Идти до конца в том, что мы можем, – вот собственно этическая задача. Именно отсюда Этика
заимствует тело как модель; ибо любое тело распространяет свое могущество настолько далеко, насколько может. В каком-то смысле любое существо в каждый момент идет до конца того, что может. «То, что оно может», – это его потенция испытывать аффекты, которая необходимо и постоянно оказывается заполненной связностью этого существа с другими существами. Но, в ином смысле, наша потенция испытывать аффекты может быть заполнена так, что мы отделяемся от нашей способности действовать, и последняя не перестает уменьшаться. В этом втором смысле случается, что мы живем, будучи отделенными от «того, что мы можем». Таков удел даже большей части людей, большей части времени. Слабый, раб – это не кто-то, у кого мало сил, взятых абсолютно. Слабый – тот, кто, какова бы ни была его сила, остается отделенным от его способности действовать, удерживается в рабстве или бессилии.

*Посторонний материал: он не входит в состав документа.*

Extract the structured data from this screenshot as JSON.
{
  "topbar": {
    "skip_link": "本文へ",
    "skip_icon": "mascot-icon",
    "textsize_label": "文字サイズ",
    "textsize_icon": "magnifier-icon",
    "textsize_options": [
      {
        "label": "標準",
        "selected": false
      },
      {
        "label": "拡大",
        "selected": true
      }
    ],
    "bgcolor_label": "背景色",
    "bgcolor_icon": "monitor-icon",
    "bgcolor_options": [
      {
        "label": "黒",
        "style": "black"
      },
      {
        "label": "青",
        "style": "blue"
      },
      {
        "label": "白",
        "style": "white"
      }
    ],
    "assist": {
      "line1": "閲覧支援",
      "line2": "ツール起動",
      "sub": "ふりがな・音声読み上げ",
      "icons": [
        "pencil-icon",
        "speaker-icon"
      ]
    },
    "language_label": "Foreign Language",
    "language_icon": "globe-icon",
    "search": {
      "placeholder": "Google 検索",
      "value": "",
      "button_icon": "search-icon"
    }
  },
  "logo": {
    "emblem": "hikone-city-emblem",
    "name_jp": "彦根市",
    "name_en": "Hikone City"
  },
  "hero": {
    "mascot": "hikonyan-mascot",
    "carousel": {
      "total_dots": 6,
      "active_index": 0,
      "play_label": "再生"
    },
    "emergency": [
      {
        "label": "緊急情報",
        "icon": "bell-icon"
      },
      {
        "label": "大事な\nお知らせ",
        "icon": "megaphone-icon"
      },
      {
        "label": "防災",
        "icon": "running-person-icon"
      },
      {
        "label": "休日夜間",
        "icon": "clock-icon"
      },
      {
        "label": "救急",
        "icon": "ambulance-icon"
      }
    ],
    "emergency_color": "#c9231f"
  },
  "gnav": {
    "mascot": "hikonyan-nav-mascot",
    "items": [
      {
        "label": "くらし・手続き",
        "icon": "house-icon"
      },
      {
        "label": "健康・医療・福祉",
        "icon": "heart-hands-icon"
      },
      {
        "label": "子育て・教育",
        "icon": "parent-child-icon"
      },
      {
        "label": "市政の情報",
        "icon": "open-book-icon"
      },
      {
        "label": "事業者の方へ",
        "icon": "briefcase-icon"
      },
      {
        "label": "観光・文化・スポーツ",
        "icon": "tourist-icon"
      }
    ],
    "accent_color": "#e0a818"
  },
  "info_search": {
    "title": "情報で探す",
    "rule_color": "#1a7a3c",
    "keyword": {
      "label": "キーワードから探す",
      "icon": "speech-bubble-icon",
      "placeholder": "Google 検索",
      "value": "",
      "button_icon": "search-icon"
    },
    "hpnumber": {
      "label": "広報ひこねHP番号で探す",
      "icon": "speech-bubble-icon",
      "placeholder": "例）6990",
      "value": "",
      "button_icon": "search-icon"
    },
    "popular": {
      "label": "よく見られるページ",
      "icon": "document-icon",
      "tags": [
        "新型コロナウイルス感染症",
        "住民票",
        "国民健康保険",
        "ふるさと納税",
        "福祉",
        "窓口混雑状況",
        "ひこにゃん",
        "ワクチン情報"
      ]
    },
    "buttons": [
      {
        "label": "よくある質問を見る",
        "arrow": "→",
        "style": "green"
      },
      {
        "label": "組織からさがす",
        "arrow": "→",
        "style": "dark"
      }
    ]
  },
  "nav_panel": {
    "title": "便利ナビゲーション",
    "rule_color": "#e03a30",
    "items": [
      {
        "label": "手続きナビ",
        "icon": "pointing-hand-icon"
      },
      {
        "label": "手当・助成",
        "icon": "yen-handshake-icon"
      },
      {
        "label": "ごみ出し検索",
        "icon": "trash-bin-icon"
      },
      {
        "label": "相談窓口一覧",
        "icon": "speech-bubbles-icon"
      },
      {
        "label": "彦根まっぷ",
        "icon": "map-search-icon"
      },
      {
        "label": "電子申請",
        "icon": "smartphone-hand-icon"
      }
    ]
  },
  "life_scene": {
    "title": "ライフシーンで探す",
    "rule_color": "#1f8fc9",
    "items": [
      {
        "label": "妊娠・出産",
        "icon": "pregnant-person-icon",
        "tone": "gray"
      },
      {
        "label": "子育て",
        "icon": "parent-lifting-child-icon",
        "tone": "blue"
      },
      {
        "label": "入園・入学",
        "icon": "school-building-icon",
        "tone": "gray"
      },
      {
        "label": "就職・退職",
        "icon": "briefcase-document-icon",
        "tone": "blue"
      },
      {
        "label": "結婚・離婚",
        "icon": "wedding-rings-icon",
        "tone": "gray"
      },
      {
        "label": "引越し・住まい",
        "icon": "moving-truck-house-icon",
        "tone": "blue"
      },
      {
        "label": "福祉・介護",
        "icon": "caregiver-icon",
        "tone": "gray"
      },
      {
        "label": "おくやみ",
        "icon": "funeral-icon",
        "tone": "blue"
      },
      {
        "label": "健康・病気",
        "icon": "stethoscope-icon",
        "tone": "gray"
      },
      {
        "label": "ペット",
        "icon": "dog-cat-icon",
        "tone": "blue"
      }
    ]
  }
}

Идти до конца своего могущества означает две вещи: Каким образом заполнять нашу потенцию испытывать аффекты так, чтобы наша способность действовать увеличивалась? И как увеличивать эту способность до такой степени, чтобы мы, наконец, производили активные аффективные состояния? Следовательно, есть слабые и сильные, рабы и свободные. В Природе нет ни Добра, ни Зла, нет моральной оппозиции, но есть этическое различие. Такое различие – это различие имманентных модусов существования, свернутых в том, что мы испытываем, делаем, мыслим.Такая этическая концепция обладает фундаментальным критическим аспектом. Спиноза вписывается в замечательную традицию: практическая задача философа состоит в том, чтобы разоблачать все мифы, все мистификации, все «суеверия», каково бы ни было их происхождение. Эта традиция, мы полагаем, неотделима от натурализма как философии. Суеверие
– это все то, что удерживает нас отделенными от нашей способности действовать и не перестает уменьшать последнюю. Итак, источник суеверия состоит в сцепке грустных страстей – страха, надежды, – связанных со страхом и тревогой, кои отдают нас призраками.[484] Как и Лукреций, Спиноза знает, что не бывает радостного мифа или суеверия. Как и Лукреций, он воздвигает образ позитивной Природы против неопределенности богов: то, что противопоставляется Природе, не является ни культурой, ни состоянием разума, ни даже гражданским состоянием, но только лишь суеверием, угрожающим всем предприятиям человека. И еще, как и Лукреций, Спиноза предписывает философу задачу разоблачать все то, что является грустью, все то, что живет грустью, всех тех, кто нуждается в грусти, дабы насадить свою власть. «Но ведь если высшая тайна монархического правления, и величайший его интерес заключаются в том, чтобы держать людей в обмане, а страх, которым они должны быть сдерживаемы, прикрывать громким именем религии, дабы люди сражались за свое порабощение, как за свое благополучие…»[485] Обесценивание грустных страстей, разоблачение тех, кто их культивирует и служит им, – все это формирует практическую цель философии. Не много тем в Этике оказываются столь же постоянными, как эта: все то, что является грустным, является и дурным, делает из нас рабов; все то, что включает в себя грусть, выражает тирана.